According to the US Center for Disease Control, the average American consumes 440 calories per day from added sugar – that's 156 pounds (70 kg) of sugar per year. Not far off your own body weight, unless you are already obese!

This statistic comes from an article on the Psychology Today website that goes on to suggest:

'Research indicates that a diet high in added sugar reduces the production of a brain chemical known as brain-derived neurotrophic factor (BDNF). Without BDNF, our brains can't form new memories and we can't learn (or remember) much of anything. Levels of BDNF are particularly low in people with an impaired glucose metabolism—diabetics and pre-diabetics—and as the amount of BDNF decreases, sugar metabolism worsens.'

Excess glucose in the blood triggers the pancreas to produce insulin as a signal to cells to absorb the glucose.

In the case of the liver and muscles, this is stored as glycogen. This process can be reversed when glucose levels fall too low in the blood.

But keep overdosing on sugar so that the liver has stored all the glycogen it can and the insulin signalling may break down, leading to uncontrolled glucose blood levels and the development of type-2 diabetes.

Our bodies are powered by sugar, of course. We need it.

Fruit, vegetables and milk contain sugars. Carbohydrates in vegetables and grains, and fat in meat, fish and other foods, are broken down into sugar.

Our brains run on sugar. In fact, as eHow summarises, 'more than 60 percent of the glucose streaming through our blood is consumed by the brain'

So how can we obtain the glucose we need without overdosing and the attendant health risks?

By obtaining sugars, carbohydrates and fats in an unprocessed and unrefined state.
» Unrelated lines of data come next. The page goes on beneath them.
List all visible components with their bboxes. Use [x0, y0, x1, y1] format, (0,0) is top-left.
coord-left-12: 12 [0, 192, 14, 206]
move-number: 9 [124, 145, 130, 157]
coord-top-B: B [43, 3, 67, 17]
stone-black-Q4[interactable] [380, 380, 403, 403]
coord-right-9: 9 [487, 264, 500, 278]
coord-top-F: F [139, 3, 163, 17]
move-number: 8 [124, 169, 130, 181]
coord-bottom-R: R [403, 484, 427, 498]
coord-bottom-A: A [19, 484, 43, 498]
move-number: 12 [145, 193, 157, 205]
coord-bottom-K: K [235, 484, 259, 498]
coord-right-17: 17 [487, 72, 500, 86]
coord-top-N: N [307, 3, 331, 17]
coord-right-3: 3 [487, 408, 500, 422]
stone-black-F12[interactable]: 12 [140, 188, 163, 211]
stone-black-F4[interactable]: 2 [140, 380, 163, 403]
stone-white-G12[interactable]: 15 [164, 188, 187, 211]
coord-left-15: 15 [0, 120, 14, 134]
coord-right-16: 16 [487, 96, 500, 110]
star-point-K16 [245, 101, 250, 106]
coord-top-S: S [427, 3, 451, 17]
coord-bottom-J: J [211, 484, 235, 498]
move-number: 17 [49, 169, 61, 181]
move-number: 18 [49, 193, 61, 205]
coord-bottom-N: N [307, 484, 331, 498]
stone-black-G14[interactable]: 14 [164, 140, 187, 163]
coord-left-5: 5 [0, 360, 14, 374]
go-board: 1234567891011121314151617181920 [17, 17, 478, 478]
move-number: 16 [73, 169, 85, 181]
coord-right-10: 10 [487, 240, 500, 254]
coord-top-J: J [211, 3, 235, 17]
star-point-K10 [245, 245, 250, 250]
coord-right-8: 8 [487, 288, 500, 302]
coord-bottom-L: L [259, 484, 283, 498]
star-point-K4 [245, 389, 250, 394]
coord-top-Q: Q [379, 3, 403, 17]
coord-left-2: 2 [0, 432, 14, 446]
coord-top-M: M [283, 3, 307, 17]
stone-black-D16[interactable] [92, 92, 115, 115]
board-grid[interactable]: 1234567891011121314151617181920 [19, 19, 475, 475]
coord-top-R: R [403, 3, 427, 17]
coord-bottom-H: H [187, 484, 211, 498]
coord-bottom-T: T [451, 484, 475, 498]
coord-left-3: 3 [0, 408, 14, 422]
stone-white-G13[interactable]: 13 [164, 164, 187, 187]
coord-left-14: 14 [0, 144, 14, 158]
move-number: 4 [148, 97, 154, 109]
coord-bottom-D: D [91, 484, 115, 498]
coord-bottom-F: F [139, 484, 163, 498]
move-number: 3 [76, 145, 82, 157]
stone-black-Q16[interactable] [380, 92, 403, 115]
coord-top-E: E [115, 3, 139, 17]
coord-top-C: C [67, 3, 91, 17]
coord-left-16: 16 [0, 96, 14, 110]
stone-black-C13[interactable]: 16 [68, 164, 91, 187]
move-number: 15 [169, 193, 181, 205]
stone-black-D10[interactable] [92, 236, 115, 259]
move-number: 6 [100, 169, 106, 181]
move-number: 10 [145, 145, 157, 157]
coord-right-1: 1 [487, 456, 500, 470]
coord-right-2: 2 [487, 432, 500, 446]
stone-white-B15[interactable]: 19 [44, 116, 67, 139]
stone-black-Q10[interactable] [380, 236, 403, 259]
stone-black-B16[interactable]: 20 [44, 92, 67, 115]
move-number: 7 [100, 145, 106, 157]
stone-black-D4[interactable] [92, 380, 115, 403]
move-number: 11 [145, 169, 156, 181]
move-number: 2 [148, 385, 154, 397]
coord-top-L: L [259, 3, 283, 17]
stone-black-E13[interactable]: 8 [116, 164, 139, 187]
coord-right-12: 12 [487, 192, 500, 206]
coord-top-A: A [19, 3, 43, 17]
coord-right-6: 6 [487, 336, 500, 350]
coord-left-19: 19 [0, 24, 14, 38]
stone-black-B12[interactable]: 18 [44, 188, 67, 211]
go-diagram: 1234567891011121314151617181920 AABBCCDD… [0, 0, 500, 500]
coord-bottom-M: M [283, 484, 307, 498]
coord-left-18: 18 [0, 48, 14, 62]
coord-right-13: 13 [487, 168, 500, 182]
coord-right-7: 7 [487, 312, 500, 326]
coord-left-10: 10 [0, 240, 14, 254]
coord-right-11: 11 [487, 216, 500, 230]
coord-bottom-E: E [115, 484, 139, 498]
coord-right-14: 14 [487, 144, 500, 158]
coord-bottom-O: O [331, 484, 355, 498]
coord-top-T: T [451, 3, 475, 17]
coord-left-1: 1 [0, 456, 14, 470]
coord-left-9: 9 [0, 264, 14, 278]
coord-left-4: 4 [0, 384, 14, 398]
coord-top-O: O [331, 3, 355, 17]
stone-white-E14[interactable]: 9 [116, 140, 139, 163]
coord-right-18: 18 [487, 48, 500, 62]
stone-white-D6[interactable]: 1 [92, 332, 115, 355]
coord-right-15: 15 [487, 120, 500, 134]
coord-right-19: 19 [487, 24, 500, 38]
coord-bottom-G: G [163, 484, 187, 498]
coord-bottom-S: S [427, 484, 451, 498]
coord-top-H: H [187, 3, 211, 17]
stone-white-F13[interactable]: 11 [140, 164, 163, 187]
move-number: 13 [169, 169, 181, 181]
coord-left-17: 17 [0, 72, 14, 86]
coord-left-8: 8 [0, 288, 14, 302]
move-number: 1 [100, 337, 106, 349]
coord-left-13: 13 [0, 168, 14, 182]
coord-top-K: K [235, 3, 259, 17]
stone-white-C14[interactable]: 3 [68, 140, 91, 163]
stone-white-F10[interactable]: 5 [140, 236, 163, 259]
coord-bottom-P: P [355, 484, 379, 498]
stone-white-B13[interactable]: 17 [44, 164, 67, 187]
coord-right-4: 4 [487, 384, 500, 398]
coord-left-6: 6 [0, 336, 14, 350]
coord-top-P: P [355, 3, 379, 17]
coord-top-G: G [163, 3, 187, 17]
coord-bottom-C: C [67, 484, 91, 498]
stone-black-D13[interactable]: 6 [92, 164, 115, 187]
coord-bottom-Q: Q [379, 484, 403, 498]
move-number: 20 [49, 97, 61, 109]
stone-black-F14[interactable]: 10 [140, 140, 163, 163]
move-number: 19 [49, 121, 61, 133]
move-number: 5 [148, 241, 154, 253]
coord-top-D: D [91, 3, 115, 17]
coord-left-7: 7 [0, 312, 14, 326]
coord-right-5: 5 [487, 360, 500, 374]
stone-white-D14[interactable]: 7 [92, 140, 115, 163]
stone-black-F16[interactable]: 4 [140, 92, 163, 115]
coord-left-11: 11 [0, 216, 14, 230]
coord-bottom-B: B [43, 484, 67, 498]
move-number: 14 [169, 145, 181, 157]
That means cooking meals from natural ingredients, using whole grains and eating fruit.

This gives us the glucose we need, but without the glucose spike and overdosing that comes from added sugar and processed foods.

There are guides on the foods to eat. A book I am reading at the moment is The GI Diet by Rick Gallop. This colour codes foods with traffic lights depending on their Glycemic Index, which 'measures the speed at which you digest food and convert it to glucose.'

Sugar has a rating of 100. Boiled potatoes 56. Oatmeal 42. An apple 38.

My memory tag for 16 June 2014 is visiting the library and bookshops to search for information on controlling sugar levels.

I'll tag any future blog posts on this topic with 'no sugar'.